» Enfin le four, le four noir, Jérôme l’a connu.
» Il en tomba malade ; songe que Jeanne d’Arc est la passion d’une vie déjà longue.
» Les noirs cheveux blanchissaient, sa barbe fourchue se « hirsutait », et sa verve : essoufflée, ma pauvre ! sa petite langue pointillante, sautillante, immobile maintenant ; oh ! le temps du « rossignou » était passé.

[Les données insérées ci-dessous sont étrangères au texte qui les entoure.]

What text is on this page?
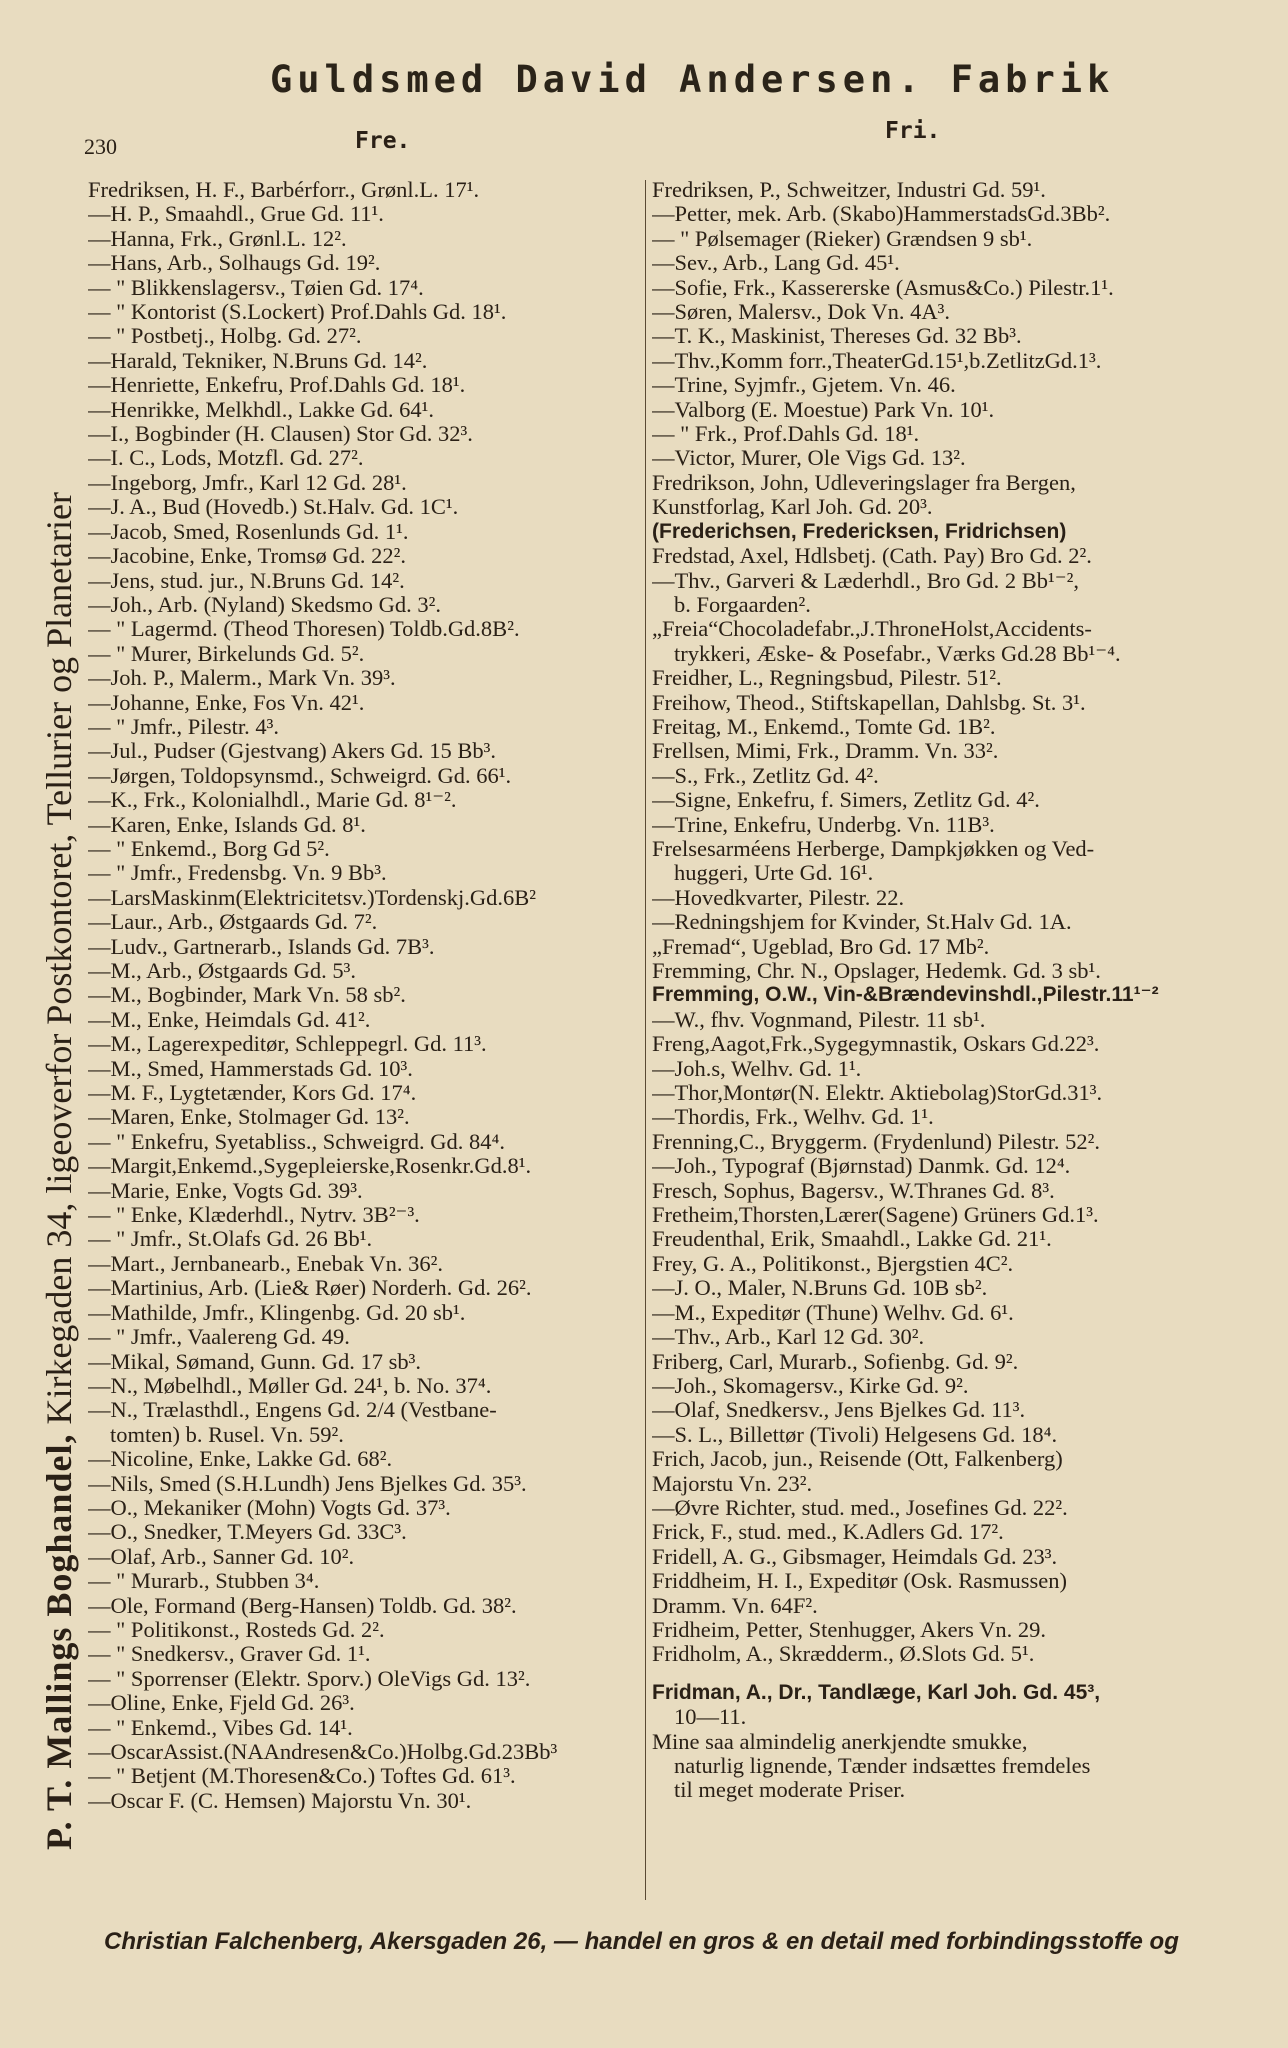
Guldsmed David Andersen. Fabrik
230	Fre.	Fri.
P. T. Mallings Boghandel, Kirkegaden 34, ligeoverfor Postkontoret, Tellurier og Planetarier
Fredriksen, H. F., Barbérforr., Grønl.L. 17¹.
—H. P., Smaahdl., Grue Gd. 11¹.
—Hanna, Frk., Grønl.L. 12².
—Hans, Arb., Solhaugs Gd. 19².
— " Blikkenslagersv., Tøien Gd. 17⁴.
— " Kontorist (S.Lockert) Prof.Dahls Gd. 18¹.
— " Postbetj., Holbg. Gd. 27².
—Harald, Tekniker, N.Bruns Gd. 14².
—Henriette, Enkefru, Prof.Dahls Gd. 18¹.
—Henrikke, Melkhdl., Lakke Gd. 64¹.
—I., Bogbinder (H. Clausen) Stor Gd. 32³.
—I. C., Lods, Motzfl. Gd. 27².
—Ingeborg, Jmfr., Karl 12 Gd. 28¹.
—J. A., Bud (Hovedb.) St.Halv. Gd. 1C¹.
—Jacob, Smed, Rosenlunds Gd. 1¹.
—Jacobine, Enke, Tromsø Gd. 22².
—Jens, stud. jur., N.Bruns Gd. 14².
—Joh., Arb. (Nyland) Skedsmo Gd. 3².
— " Lagermd. (Theod Thoresen) Toldb.Gd.8B².
— " Murer, Birkelunds Gd. 5².
—Joh. P., Malerm., Mark Vn. 39³.
—Johanne, Enke, Fos Vn. 42¹.
— " Jmfr., Pilestr. 4³.
—Jul., Pudser (Gjestvang) Akers Gd. 15 Bb³.
—Jørgen, Toldopsynsmd., Schweigrd. Gd. 66¹.
—K., Frk., Kolonialhdl., Marie Gd. 8¹⁻².
—Karen, Enke, Islands Gd. 8¹.
— " Enkemd., Borg Gd 5².
— " Jmfr., Fredensbg. Vn. 9 Bb³.
—LarsMaskinm(Elektricitetsv.)Tordenskj.Gd.6B²
—Laur., Arb., Østgaards Gd. 7².
—Ludv., Gartnerarb., Islands Gd. 7B³.
—M., Arb., Østgaards Gd. 5³.
—M., Bogbinder, Mark Vn. 58 sb².
—M., Enke, Heimdals Gd. 41².
—M., Lagerexpeditør, Schleppegrl. Gd. 11³.
—M., Smed, Hammerstads Gd. 10³.
—M. F., Lygtetænder, Kors Gd. 17⁴.
—Maren, Enke, Stolmager Gd. 13².
— " Enkefru, Syetabliss., Schweigrd. Gd. 84⁴.
—Margit,Enkemd.,Sygepleierske,Rosenkr.Gd.8¹.
—Marie, Enke, Vogts Gd. 39³.
— " Enke, Klæderhdl., Nytrv. 3B²⁻³.
— " Jmfr., St.Olafs Gd. 26 Bb¹.
—Mart., Jernbanearb., Enebak Vn. 36².
—Martinius, Arb. (Lie& Røer) Norderh. Gd. 26².
—Mathilde, Jmfr., Klingenbg. Gd. 20 sb¹.
— " Jmfr., Vaalereng Gd. 49.
—Mikal, Sømand, Gunn. Gd. 17 sb³.
—N., Møbelhdl., Møller Gd. 24¹, b. No. 37⁴.
—N., Trælasthdl., Engens Gd. 2/4 (Vestbane-
tomten) b. Rusel. Vn. 59².
—Nicoline, Enke, Lakke Gd. 68².
—Nils, Smed (S.H.Lundh) Jens Bjelkes Gd. 35³.
—O., Mekaniker (Mohn) Vogts Gd. 37³.
—O., Snedker, T.Meyers Gd. 33C³.
—Olaf, Arb., Sanner Gd. 10².
— " Murarb., Stubben 3⁴.
—Ole, Formand (Berg-Hansen) Toldb. Gd. 38².
— " Politikonst., Rosteds Gd. 2².
— " Snedkersv., Graver Gd. 1¹.
— " Sporrenser (Elektr. Sporv.) OleVigs Gd. 13².
—Oline, Enke, Fjeld Gd. 26³.
— " Enkemd., Vibes Gd. 14¹.
—OscarAssist.(NAAndresen&Co.)Holbg.Gd.23Bb³
— " Betjent (M.Thoresen&Co.) Toftes Gd. 61³.
—Oscar F. (C. Hemsen) Majorstu Vn. 30¹.
Fredriksen, P., Schweitzer, Industri Gd. 59¹.
—Petter, mek. Arb. (Skabo)HammerstadsGd.3Bb².
— " Pølsemager (Rieker) Grændsen 9 sb¹.
—Sev., Arb., Lang Gd. 45¹.
—Sofie, Frk., Kassererske (Asmus&Co.) Pilestr.1¹.
—Søren, Malersv., Dok Vn. 4A³.
—T. K., Maskinist, Thereses Gd. 32 Bb³.
—Thv.,Komm forr.,TheaterGd.15¹,b.ZetlitzGd.1³.
—Trine, Syjmfr., Gjetem. Vn. 46.
—Valborg (E. Moestue) Park Vn. 10¹.
— " Frk., Prof.Dahls Gd. 18¹.
—Victor, Murer, Ole Vigs Gd. 13².
Fredrikson, John, Udleveringslager fra Bergen,
Kunstforlag, Karl Joh. Gd. 20³.
(Frederichsen, Fredericksen, Fridrichsen)
Fredstad, Axel, Hdlsbetj. (Cath. Pay) Bro Gd. 2².
—Thv., Garveri & Læderhdl., Bro Gd. 2 Bb¹⁻²,
b. Forgaarden².
„Freia“Chocoladefabr.,J.ThroneHolst,Accidents-
trykkeri, Æske- & Posefabr., Værks Gd.28 Bb¹⁻⁴.
Freidher, L., Regningsbud, Pilestr. 51².
Freihow, Theod., Stiftskapellan, Dahlsbg. St. 3¹.
Freitag, M., Enkemd., Tomte Gd. 1B².
Frellsen, Mimi, Frk., Dramm. Vn. 33².
—S., Frk., Zetlitz Gd. 4².
—Signe, Enkefru, f. Simers, Zetlitz Gd. 4².
—Trine, Enkefru, Underbg. Vn. 11B³.
Frelsesarméens Herberge, Dampkjøkken og Ved-
huggeri, Urte Gd. 16¹.
—Hovedkvarter, Pilestr. 22.
—Redningshjem for Kvinder, St.Halv Gd. 1A.
„Fremad“, Ugeblad, Bro Gd. 17 Mb².
Fremming, Chr. N., Opslager, Hedemk. Gd. 3 sb¹.
Fremming, O.W., Vin-&Brændevinshdl.,Pilestr.11¹⁻²
—W., fhv. Vognmand, Pilestr. 11 sb¹.
Freng,Aagot,Frk.,Sygegymnastik, Oskars Gd.22³.
—Joh.s, Welhv. Gd. 1¹.
—Thor,Montør(N. Elektr. Aktiebolag)StorGd.31³.
—Thordis, Frk., Welhv. Gd. 1¹.
Frenning,C., Bryggerm. (Frydenlund) Pilestr. 52².
—Joh., Typograf (Bjørnstad) Danmk. Gd. 12⁴.
Fresch, Sophus, Bagersv., W.Thranes Gd. 8³.
Fretheim,Thorsten,Lærer(Sagene) Grüners Gd.1³.
Freudenthal, Erik, Smaahdl., Lakke Gd. 21¹.
Frey, G. A., Politikonst., Bjergstien 4C².
—J. O., Maler, N.Bruns Gd. 10B sb².
—M., Expeditør (Thune) Welhv. Gd. 6¹.
—Thv., Arb., Karl 12 Gd. 30².
Friberg, Carl, Murarb., Sofienbg. Gd. 9².
—Joh., Skomagersv., Kirke Gd. 9².
—Olaf, Snedkersv., Jens Bjelkes Gd. 11³.
—S. L., Billettør (Tivoli) Helgesens Gd. 18⁴.
Frich, Jacob, jun., Reisende (Ott, Falkenberg)
Majorstu Vn. 23².
—Øvre Richter, stud. med., Josefines Gd. 22².
Frick, F., stud. med., K.Adlers Gd. 17².
Fridell, A. G., Gibsmager, Heimdals Gd. 23³.
Friddheim, H. I., Expeditør (Osk. Rasmussen)
Dramm. Vn. 64F².
Fridheim, Petter, Stenhugger, Akers Vn. 29.
Fridholm, A., Skrædderm., Ø.Slots Gd. 5¹.
Fridman, A., Dr., Tandlæge, Karl Joh. Gd. 45³,
10—11.
Mine saa almindelig anerkjendte smukke,
naturlig lignende, Tænder indsættes fremdeles
til meget moderate Priser.
Christian Falchenberg, Akersgaden 26, — handel en gros & en detail med forbindingsstoffe og
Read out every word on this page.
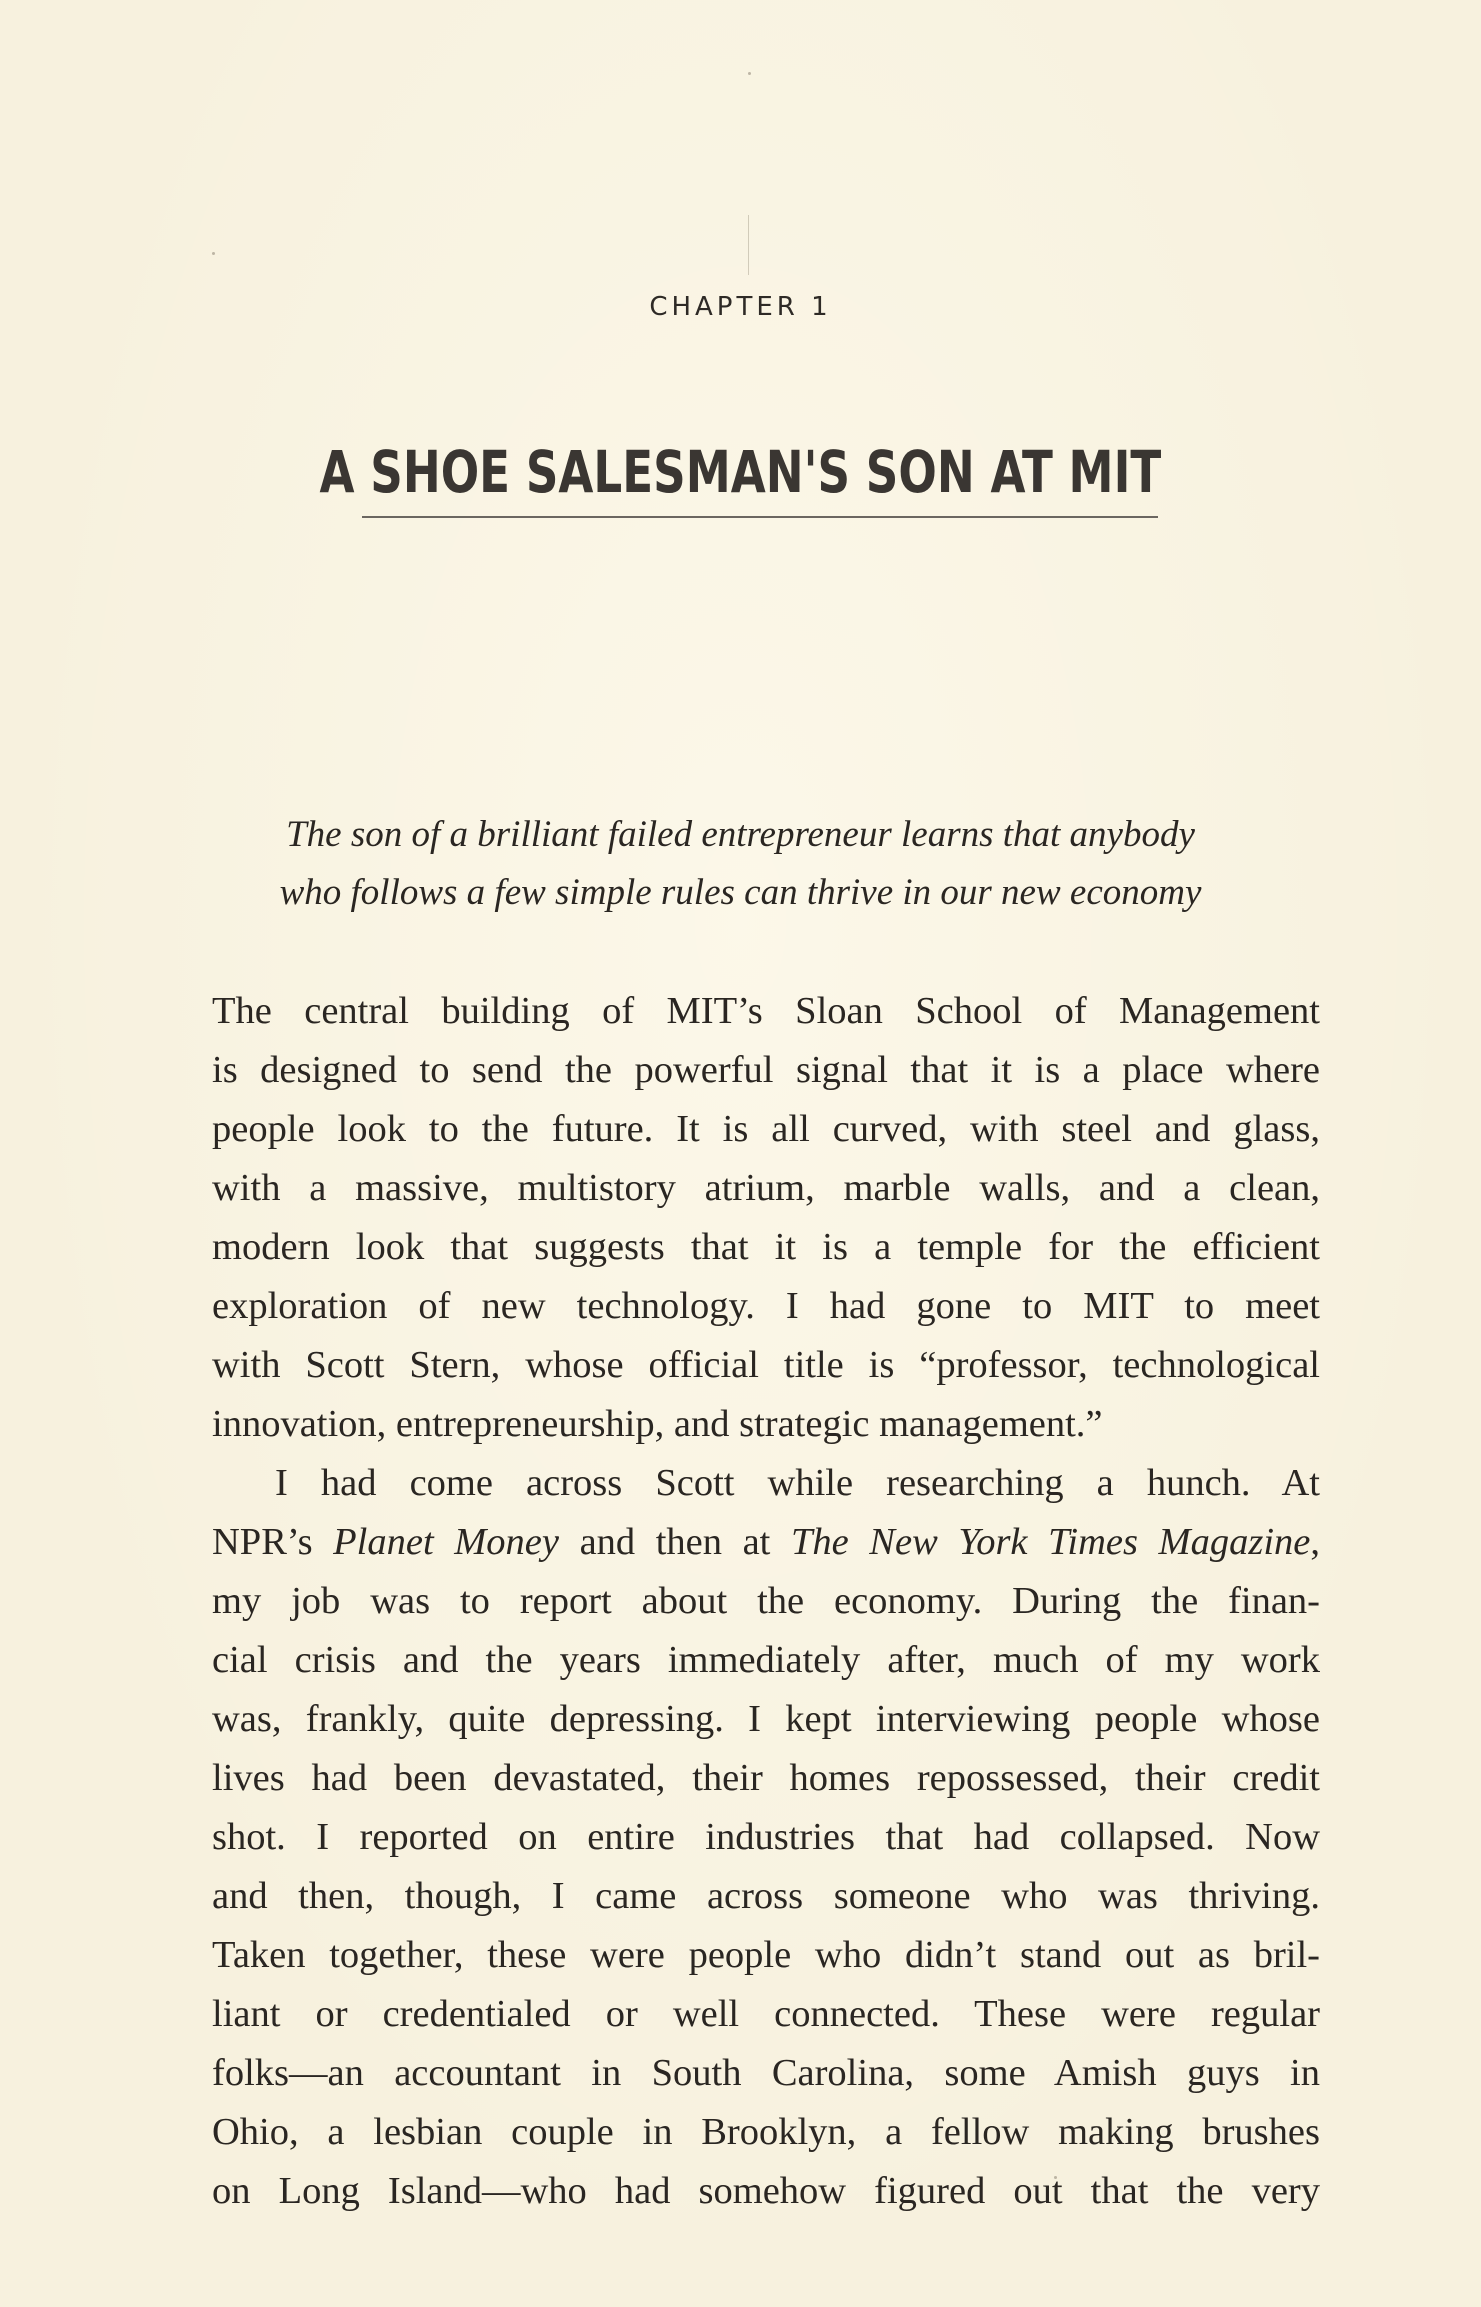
CHAPTER 1
A SHOE SALESMAN'S SON AT MIT
The son of a brilliant failed entrepreneur learns that anybody
who follows a few simple rules can thrive in our new economy
The central building of MIT’s Sloan School of Management
is designed to send the powerful signal that it is a place where
people look to the future. It is all curved, with steel and glass,
with a massive, multistory atrium, marble walls, and a clean,
modern look that suggests that it is a temple for the efficient
exploration of new technology. I had gone to MIT to meet
with Scott Stern, whose official title is “professor, technological
innovation, entrepreneurship, and strategic management.”
I had come across Scott while researching a hunch. At
NPR’s Planet Money and then at The New York Times Magazine,
my job was to report about the economy. During the finan-
cial crisis and the years immediately after, much of my work
was, frankly, quite depressing. I kept interviewing people whose
lives had been devastated, their homes repossessed, their credit
shot. I reported on entire industries that had collapsed. Now
and then, though, I came across someone who was thriving.
Taken together, these were people who didn’t stand out as bril-
liant or credentialed or well connected. These were regular
folks—an accountant in South Carolina, some Amish guys in
Ohio, a lesbian couple in Brooklyn, a fellow making brushes
on Long Island—who had somehow figured out that the very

» Paix, paix, ma chère, nous ne le laissâmes point en c’t’état-là, après maints colloques, où chacune offrit ce qu’elle avait… trouvé, on décida de jouer Jeanne d’Arc à l’École, sans décors, sans costumes, sans autre spectateur que Jérôme.
» On lui donnerait la joie de voir sa pièce toute nue, et de n’entendre d’autre musique que des mélodies de Haydn et de Beethoven.
» Ainsi fut fait. En grand mystère, on prépara cette galante sérénade : personne n’en souffla mot. Vois-tu le cheveu de d’Aveline frémir, jaloux de la noire chevelure, et M. Lepeintre nous crier : « Ohé ! Jeanne d’Arc, elle est surfaite » !
» Quelle inoubliable soirée, ma vieille. J’ai beau me trémousser dans l’École, avec des airs hurluberlus, c’est pas pour rien que je suis de Paris, j’aime le panache ! J’ai joué mon rôle comme un petit soldat.
» N’était pas bien long, ni bien difficile, puisque j’étais La Hire. En moult occasions je devais répondre : Jarnidieu !
» Mais tu n’y entends rien, si tu ne sais pas, avec quelle âme, on peut pousser ces Jarnidieu.
» Et ma prière à « sire Dieu » ; parole, La Hire m’eût accolée comme un frère.